King Presses DNI Nominee on Responsibility to Serve the Facts, Not Any Particular President

Senator warns against “conclusion shopping,” saying “if you give information to the President that isn’t accurate … that is an act of disloyalty to the President, let alone to the Constitution.”

WASHINGTON, D.C. – Today, U.S. Senator Angus King (I-Maine) questioned Congressman John Ratcliffe (R-Texas), nominee to serve as Director of National Intelligence (DNI), on the importance of fact-based intelligence collection and analysis, wholly independent from political considerations. During his questioning, Senator King pressed to Congressman Ratcliffe to clearly confirm under oath that he will follow facts where they lead, regardless of political consequences, make himself available to Congressional oversight, and ensure that neither the President nor any members of the government engage in ‘conclusion shopping.’ 

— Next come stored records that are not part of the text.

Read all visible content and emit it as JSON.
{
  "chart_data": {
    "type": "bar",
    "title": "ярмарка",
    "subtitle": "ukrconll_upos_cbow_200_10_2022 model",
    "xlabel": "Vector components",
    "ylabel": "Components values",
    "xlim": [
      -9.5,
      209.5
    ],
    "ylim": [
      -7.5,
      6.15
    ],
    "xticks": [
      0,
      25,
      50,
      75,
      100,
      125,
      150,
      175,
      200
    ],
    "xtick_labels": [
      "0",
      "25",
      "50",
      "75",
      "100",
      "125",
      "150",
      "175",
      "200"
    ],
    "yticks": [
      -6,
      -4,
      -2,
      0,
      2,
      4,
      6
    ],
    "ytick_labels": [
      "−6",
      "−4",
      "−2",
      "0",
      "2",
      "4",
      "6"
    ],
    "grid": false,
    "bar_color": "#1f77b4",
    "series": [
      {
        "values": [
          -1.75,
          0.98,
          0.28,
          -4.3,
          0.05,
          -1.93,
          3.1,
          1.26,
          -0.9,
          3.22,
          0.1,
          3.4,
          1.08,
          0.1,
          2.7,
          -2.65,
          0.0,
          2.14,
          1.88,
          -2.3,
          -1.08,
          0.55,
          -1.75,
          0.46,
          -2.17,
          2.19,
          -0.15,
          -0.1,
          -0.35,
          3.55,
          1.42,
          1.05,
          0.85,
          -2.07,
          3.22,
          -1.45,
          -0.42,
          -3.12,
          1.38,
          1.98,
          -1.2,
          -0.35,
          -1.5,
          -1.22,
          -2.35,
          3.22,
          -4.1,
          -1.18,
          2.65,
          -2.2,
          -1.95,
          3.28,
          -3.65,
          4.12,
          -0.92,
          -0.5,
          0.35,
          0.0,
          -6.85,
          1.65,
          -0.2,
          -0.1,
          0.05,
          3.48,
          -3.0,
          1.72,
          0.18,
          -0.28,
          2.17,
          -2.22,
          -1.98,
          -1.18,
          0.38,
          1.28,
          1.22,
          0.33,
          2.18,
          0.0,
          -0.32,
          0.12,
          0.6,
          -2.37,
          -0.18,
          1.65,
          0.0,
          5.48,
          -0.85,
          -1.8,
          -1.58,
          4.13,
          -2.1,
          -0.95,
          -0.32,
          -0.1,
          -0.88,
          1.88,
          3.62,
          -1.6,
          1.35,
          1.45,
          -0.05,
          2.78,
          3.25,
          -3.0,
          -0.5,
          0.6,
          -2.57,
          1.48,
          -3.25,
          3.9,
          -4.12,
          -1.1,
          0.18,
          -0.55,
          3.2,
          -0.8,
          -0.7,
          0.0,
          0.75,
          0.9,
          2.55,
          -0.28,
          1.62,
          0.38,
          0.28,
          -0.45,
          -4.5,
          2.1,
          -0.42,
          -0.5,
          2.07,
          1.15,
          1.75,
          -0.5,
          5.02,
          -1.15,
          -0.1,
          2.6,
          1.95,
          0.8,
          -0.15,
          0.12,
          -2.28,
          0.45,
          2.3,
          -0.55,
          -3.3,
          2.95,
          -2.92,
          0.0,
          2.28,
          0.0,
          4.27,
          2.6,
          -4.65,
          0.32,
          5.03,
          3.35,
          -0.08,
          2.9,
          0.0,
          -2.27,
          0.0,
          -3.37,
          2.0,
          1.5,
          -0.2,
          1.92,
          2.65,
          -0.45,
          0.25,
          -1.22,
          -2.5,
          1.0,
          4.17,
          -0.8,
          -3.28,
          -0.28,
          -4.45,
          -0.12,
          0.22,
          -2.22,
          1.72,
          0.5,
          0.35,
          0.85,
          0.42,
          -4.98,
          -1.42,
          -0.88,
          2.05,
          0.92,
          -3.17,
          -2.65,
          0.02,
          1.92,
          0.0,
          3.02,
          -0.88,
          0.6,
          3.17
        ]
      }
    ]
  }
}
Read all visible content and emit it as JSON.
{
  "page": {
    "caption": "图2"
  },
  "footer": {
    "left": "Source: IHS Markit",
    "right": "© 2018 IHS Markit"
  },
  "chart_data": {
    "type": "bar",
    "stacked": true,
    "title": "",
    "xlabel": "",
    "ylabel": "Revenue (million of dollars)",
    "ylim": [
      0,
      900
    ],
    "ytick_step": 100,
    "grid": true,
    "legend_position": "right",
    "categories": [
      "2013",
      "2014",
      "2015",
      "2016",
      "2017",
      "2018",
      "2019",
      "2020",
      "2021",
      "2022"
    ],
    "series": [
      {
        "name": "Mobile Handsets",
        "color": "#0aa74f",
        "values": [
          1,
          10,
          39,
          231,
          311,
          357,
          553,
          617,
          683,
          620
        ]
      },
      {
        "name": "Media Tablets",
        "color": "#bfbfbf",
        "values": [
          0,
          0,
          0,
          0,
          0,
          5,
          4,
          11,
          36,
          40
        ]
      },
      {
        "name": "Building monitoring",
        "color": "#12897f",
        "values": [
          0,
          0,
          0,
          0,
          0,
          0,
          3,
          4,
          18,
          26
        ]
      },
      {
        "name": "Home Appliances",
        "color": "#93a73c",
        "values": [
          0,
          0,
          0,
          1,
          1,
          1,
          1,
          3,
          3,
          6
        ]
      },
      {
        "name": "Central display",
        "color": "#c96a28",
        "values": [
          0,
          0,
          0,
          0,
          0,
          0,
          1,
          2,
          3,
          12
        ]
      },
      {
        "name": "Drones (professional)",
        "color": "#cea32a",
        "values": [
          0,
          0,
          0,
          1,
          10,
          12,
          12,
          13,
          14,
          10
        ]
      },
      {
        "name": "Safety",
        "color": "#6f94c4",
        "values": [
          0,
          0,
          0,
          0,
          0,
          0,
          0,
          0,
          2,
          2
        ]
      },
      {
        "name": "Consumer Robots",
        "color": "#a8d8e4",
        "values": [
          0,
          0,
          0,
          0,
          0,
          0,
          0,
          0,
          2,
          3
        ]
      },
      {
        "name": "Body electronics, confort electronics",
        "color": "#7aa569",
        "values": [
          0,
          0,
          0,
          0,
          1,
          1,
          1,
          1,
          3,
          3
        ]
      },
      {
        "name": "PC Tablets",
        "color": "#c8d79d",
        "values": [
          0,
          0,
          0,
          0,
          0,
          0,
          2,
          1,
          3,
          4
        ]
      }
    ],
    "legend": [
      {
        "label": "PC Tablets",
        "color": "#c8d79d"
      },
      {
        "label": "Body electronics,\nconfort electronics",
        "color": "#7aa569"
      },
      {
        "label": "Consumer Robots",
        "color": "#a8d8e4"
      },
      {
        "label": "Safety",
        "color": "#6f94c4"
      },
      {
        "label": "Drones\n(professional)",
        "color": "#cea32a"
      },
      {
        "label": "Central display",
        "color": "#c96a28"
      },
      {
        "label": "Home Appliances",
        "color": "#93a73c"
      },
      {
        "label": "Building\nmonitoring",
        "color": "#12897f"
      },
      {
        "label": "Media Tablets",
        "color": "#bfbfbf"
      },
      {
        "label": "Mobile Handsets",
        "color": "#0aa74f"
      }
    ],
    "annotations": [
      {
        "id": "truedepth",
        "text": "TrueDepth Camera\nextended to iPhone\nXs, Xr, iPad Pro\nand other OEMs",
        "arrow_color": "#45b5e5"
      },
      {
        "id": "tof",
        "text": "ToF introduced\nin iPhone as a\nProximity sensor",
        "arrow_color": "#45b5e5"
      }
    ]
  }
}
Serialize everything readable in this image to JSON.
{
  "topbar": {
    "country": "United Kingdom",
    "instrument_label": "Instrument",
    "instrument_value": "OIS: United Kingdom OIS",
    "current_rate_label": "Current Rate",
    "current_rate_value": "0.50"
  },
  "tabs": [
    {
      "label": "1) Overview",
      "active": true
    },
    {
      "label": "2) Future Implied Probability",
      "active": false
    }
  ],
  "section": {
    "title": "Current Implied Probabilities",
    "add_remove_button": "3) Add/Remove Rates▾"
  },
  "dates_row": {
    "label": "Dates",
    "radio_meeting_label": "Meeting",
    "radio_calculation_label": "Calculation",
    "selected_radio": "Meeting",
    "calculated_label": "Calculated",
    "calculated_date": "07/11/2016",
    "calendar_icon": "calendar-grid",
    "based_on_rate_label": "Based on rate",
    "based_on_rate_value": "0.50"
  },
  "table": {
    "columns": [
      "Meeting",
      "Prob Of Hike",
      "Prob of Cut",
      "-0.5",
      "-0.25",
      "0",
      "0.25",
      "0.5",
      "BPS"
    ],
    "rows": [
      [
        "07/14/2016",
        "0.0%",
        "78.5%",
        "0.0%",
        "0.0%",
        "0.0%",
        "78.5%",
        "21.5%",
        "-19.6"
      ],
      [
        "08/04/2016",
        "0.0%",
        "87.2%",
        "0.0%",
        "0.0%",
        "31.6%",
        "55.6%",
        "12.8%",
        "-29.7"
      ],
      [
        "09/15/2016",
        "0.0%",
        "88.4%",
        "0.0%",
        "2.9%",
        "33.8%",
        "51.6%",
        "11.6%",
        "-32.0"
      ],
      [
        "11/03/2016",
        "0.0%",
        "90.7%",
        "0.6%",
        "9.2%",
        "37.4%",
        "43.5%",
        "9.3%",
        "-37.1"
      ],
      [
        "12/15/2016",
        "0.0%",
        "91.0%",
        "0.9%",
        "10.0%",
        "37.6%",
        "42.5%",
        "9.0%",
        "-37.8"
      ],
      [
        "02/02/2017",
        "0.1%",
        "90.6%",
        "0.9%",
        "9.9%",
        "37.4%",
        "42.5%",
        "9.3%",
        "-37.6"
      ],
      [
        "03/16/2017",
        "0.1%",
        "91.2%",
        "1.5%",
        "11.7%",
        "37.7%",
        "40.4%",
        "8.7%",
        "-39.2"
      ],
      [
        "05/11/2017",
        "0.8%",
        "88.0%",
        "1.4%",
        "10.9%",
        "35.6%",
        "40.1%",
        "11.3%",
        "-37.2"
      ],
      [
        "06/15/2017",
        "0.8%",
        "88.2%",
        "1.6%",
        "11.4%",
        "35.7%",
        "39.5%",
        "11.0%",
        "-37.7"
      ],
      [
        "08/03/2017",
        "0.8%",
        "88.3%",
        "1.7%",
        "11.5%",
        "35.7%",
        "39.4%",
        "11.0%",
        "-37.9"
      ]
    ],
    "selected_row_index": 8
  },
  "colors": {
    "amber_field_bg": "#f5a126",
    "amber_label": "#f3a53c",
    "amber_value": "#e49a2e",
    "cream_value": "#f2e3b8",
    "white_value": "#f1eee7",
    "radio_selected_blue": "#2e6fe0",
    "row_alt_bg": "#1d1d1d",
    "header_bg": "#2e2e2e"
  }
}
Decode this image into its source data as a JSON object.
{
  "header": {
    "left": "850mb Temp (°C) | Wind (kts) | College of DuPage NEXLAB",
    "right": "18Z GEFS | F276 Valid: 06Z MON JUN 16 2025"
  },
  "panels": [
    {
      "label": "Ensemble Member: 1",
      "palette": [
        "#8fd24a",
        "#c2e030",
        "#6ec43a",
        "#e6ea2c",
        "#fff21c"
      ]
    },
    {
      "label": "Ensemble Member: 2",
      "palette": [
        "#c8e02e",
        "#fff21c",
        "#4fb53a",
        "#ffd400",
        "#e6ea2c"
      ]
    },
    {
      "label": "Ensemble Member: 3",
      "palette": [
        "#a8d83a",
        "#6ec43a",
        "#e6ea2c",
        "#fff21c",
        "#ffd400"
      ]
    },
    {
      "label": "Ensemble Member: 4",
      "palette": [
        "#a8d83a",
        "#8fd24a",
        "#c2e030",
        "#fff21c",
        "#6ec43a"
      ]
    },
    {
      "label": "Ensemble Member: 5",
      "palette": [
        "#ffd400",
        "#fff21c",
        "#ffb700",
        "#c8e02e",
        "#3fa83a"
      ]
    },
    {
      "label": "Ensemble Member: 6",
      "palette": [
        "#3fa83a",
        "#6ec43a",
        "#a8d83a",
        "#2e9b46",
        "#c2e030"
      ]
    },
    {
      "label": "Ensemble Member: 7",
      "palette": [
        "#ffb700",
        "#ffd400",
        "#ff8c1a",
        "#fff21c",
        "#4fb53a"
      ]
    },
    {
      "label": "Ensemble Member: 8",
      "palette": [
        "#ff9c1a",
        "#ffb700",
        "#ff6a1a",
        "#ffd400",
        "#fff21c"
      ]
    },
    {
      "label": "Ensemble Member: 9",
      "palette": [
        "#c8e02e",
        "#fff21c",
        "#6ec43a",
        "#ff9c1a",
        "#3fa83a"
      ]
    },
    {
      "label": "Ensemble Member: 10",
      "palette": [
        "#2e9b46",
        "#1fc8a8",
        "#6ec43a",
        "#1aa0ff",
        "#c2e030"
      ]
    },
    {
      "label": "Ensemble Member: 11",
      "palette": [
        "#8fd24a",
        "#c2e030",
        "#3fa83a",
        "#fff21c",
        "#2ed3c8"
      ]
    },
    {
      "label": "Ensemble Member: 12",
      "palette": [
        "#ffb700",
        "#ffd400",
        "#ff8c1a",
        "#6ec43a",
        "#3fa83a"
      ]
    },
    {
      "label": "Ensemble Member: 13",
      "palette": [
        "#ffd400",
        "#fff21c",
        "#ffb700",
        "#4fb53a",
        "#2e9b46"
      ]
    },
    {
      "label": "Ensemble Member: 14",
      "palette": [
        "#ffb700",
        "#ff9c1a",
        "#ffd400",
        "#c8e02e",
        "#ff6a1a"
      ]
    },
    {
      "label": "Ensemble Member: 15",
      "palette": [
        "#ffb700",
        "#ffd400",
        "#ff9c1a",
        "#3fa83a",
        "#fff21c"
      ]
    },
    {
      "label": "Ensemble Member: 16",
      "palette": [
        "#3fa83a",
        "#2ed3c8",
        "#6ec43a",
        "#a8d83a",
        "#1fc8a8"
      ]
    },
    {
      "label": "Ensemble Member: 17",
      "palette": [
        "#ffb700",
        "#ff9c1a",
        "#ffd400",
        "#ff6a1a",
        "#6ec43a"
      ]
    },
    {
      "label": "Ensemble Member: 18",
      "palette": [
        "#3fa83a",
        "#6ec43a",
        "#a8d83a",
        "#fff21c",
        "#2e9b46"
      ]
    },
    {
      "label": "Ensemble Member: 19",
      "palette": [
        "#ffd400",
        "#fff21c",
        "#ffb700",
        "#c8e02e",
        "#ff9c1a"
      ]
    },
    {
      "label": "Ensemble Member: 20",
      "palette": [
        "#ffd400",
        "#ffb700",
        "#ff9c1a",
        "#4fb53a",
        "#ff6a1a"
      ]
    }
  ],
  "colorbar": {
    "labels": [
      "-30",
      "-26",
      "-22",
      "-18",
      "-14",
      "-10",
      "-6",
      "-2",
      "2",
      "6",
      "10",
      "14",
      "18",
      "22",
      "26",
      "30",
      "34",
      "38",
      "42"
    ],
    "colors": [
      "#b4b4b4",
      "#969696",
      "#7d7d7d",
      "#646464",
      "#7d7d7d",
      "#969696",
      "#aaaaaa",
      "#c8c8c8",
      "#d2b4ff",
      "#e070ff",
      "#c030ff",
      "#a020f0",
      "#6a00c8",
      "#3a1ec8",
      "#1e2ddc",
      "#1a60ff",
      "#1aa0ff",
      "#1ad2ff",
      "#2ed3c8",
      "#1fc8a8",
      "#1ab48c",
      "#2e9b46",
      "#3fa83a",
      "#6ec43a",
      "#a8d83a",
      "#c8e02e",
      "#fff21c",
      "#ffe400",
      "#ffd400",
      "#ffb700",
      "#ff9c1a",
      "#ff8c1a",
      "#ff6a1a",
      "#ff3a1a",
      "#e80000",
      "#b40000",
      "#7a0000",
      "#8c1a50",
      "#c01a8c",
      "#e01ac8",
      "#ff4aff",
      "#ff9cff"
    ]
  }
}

“You touched on a point with Senator Cotton that I’d like to follow up on, that I think is critically important, and the term I use is ‘conclusion-shopping’,” said Senator King. “It’s in the nature of any executive to want to be told that the intelligence supports whatever policy direction they want to go in. This is a constant struggle that goes back – I don’t care if the president is John F. Kennedy in Vietnam or Lyndon Johnson in Vietnam or George W. Bush and weapons of mass destruction, this is a human nature problem…The question should be ‘Where did the virus come from?’ not ‘Don’t you think it came from a lab?’

“Do you see the distinction I’m trying to make and why this is so crucial? It is crucial to the President him or herself, because if they taint the intelligence before it gets to them they’re going to make bad decisions,” Senator King continued. “We’re protecting the president themselves by guarding against this human nature problem. Every executive wants to hear what they want to hear, every person that works for that executive wants to tell the boss  what they want to hear…I would suggest, and I’ll close with this – if you give information to the President that isn’t accurate, that isn’t unvarnished – that is an act of disloyalty to the President, let alone to the Constitution.”

Senator King has long been a strong supporter of an independent, apolitical Intelligence Community. He cited the importance of this independence last month when he expressed his opposition to the President’s removal of Intelligence Community Inspector General Michael Atkinson. At the time, King argued “When America has more hard thinkers with independent, evidence-based judgment, we are all safer and stronger…When speaking the truth leads to potential retribution, we know less and are at increased risk; the world we live in is darker and more dangerous.”